The NC Administrative Office of the Courts provided NC Health News with county-reported SPC data through December 2021.
There were some gaps in the data during the coronavirus pandemic. Over several months and many follow-up phone calls, NC Health News filled in most of the missing totals by calling county clerks of court offices in many counties. Five counties are missing at least one year of data between 2019 and 2021 in our graphic displaying statewide involuntary commitment petition totals.
When querying counties for missing data, we received mixed responses. For example, staff from the Durham County Clerk of Court called back to share data within days of our first outreach. Some county clerk offices, however, were unsure if they could share data with a “confidential” label, including a staff person in the Northampton County Clerk of Court office. Eventually, he got permission from his superiors to share the data and followed up with us.
We had the opposite response from a staff person in Moore County who doubled down on her stance that the data was confidential and would not share it. When we heard back from Wake County — which had the most SPC cases in the state in 2021 — Clerk of Court Blair Williams said that given significant courthouse staffing shortages “our SPC numbers are extremely important in my continued arguments for more resources.”

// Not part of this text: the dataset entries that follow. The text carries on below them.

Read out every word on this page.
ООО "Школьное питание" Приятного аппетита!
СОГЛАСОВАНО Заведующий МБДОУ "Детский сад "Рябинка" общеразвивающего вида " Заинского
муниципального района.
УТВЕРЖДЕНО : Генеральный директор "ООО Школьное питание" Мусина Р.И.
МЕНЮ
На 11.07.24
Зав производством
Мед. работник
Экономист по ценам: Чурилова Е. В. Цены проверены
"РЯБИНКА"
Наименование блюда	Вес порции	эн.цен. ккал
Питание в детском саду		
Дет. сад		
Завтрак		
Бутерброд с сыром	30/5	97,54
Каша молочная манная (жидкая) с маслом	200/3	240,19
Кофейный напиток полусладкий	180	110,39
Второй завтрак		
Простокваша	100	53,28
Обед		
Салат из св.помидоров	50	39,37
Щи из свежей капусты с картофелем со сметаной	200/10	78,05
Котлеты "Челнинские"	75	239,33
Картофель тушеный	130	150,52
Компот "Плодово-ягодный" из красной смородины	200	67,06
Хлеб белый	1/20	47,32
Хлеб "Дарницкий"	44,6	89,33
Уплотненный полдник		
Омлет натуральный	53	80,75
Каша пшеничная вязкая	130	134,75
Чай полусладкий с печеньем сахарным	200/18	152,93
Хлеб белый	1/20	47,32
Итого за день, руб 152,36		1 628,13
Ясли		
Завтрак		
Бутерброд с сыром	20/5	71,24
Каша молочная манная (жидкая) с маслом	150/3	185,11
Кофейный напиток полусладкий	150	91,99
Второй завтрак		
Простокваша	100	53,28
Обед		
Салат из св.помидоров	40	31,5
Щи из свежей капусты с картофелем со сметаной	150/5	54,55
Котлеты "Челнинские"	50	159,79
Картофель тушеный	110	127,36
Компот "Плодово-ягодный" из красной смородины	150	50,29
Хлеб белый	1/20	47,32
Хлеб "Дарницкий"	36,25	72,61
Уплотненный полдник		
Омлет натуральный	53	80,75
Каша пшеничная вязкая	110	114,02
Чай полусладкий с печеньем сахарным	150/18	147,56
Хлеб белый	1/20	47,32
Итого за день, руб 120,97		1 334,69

The entire involuntary commitment process is convoluted and the data limited. A petition is the initial request for an involuntary commitment, but it doesn’t tell us what ultimately happened to the patient. A patient is evaluated by two different clinicians at different points before being treated at a psychiatric hospital under involuntary commitment.

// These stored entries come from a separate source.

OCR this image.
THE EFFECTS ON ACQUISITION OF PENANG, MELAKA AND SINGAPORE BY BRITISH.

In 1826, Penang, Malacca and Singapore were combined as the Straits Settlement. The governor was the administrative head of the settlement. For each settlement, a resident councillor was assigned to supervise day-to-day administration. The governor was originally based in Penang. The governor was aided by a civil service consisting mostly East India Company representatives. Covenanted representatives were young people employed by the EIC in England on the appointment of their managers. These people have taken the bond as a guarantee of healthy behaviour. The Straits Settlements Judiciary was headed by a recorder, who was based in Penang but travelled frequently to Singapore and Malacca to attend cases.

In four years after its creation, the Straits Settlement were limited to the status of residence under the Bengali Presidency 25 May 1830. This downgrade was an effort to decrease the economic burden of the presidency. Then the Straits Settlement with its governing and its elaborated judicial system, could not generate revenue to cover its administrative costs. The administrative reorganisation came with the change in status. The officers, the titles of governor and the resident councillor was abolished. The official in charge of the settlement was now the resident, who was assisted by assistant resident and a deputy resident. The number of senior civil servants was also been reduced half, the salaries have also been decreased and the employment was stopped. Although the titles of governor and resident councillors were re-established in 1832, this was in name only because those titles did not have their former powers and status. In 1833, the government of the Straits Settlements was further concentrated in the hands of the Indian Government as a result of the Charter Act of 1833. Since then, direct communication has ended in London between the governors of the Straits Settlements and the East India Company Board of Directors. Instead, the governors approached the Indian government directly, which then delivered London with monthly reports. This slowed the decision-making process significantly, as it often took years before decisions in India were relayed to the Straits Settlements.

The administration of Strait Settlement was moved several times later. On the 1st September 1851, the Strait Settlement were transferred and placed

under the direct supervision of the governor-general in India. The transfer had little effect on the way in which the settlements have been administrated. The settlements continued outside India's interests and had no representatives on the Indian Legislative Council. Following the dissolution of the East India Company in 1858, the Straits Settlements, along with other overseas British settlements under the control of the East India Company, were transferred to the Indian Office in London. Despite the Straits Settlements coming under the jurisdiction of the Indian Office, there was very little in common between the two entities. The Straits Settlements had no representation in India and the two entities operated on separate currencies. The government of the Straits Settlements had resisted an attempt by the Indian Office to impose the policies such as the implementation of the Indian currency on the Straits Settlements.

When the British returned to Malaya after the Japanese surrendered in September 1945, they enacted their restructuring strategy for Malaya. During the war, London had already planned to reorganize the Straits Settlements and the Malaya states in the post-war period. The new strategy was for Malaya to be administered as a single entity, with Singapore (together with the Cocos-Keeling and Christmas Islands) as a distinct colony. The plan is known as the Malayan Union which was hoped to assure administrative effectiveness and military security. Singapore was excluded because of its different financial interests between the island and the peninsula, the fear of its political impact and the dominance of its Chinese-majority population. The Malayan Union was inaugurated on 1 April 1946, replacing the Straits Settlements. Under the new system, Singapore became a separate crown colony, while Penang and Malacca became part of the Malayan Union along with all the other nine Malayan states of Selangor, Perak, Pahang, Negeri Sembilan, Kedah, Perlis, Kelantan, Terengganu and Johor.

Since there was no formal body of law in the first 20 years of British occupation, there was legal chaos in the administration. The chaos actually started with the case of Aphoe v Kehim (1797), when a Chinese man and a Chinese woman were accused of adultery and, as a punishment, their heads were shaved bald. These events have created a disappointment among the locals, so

North Carolina didn’t have complete data on how many patients proceeded through the process until 2020 when the large majority of psychiatric inpatient facilities started reporting those numbers to the state Department of Health and Human Services, which is required by state law. In 2020, there were at least 39,776 admissions for treatment at psychiatric hospitals, with 72 to 97 percent of facilities reporting data on a given month to the department. In 2021, there were at least 42,586 admissions to psychiatric hospitals, with 96 to 100 percent of hospitals reporting data on any given month.
We don’t know any demographic data, data on the length of stay or the true number of patients, as the numbers don’t account for people who may have been admitted more than once. In the past, proposals to collect more data on patients who go through the involuntary commitment process in North Carolina have been unsuccessful.